Alle Kainiten lechzen nach dem Blut der Lebenden, und dieser
Hunger bestimmt ihre gesamte unheilige Existenz. Die
Forderungen des Hungers nehmen kein Ende, der Appetit ist
unstillbar, und so werden selbst die frömmsten und edelsten
Kainiten zu Mördern. Aus den Geisteskranken werden Monster.
Alle Kainiten streben letztlich danach, ihre unsterbliche
Existenz aufrecht zu erhalten, auch wenn sie sie, unheilig wie
sie ist, verfluchten mögen. Alle Vampire fürchten sich vor dem
endgültigen Tod, und so nähren sie sich um zu überleben.

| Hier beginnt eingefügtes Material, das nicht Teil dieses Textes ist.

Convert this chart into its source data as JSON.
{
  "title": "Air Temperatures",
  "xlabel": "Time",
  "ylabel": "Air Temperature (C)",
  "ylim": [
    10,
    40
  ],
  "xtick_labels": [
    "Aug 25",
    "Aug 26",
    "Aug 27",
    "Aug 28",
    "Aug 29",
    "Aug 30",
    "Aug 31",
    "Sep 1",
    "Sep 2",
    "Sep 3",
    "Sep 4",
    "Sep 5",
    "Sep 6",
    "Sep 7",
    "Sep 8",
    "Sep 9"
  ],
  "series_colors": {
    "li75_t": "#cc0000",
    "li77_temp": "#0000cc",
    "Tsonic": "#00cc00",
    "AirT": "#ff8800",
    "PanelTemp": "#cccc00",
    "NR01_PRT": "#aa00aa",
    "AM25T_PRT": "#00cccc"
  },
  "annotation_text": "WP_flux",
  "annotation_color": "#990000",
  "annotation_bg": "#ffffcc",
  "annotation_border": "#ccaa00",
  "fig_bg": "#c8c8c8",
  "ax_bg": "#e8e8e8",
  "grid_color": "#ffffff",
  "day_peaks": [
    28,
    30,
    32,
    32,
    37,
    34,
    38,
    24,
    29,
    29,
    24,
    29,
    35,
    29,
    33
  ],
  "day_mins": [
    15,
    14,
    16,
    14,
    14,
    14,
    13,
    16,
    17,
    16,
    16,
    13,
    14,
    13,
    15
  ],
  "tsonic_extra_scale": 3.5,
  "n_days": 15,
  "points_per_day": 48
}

Ob Vampire nun
ihre Opfer in einer Blutorgie zur Ader lassen oder geziert an
ihnen nippen, während sie Hof halten – todbringend sind sie
letztlich immer.
Die ersten von ihnen verursachten Todesfälle
mögen Vampire noch aufregen und betrüben, aber die Zeit härtet
ab, und bald nehmen sie ihre Existenz hin, wie sie eben ist,
ohne einen weiteren Gedanken daran zu verschwenden.
Zu trinken ist der ultimative Rausch für Kainiten, der sich
mit sexuellen Freuden messen und sie letztlich in den Schatten
stellen kann. Ein Akt, der sowohl körperlich als auch
spirituell ist. Einen kurzen Moment lang werden Vampir und
Opfer eins.
Im Blut schwindet die Welt, bis der Kainit nichts
mehr wahrnimmt als den Körper seines Opfers, der kraftlos und
schwer wird, während ihm das Blut entweicht. Der Vampir raubt
wortwörtlich des Opfers Lebenskraft, indem er sein Blut
trinkt.
Manche vergleichen den Laut, den das sterbende Herz
eines Opfers von sich gibt, mit dem Gesang von Sirenen, der
den Kainiten immer tiefer in Bann zieht. Nur in diesem Zustand
kennt der Kainit Ruhe vor den tierhaften Gelüsten.
Kainitsche Mystiker behaupten, nach Jahrhunderten, manchmal
Jahrtausenden des Unlebens stellten die Ahnen fest, das
menschliches Blut sie nicht länger nährt und sie stattdessen
das Blut von ihresgleichen brauchen. Der Legende nach zeugten
die Vorsintfluchtlichen die Clans ihrer Nachkommen, um für
ihren uralten Appetit einen ständig zur Verfügung stehenden
Blutvorrat zu besitzen.
Die Jüngeren versichert einander, dies
sei eine von den Ahnen erfundene Geschichte, um sie, die
Jungen, in Schach zu halten- aber nur die Uralten wissen, wie
es wirklich ist.
Der Hunger ist nichts Abstraktes. Er stellt die Quintessenz
des Fluches dar, mit dem alle Kainiten belegt sind, er ist der
Fluch selbst in seiner reinsten, unverfälschten Form. Dieser
Hunger besudelt und pervertiert alle Vampire, um sie dann
letztlich zu vernichten: nicht nur, weil er sie dazu bringt zu
morden, um das eigene unsterbliche Leben zu erhalten, sondern
noch mehr durch die Art, wie er jeden Kainiten ganz und gar
beherrscht. Der Hunger vergiftet jedes Gefühl, jeden Gedanken;
er zieht den Kainiten langsam, aber sicher immer weiter in die
Verdammnis. Kainiten nennen diesen Hunger und seine
ungezügelten Instinkte auch „das Tier“.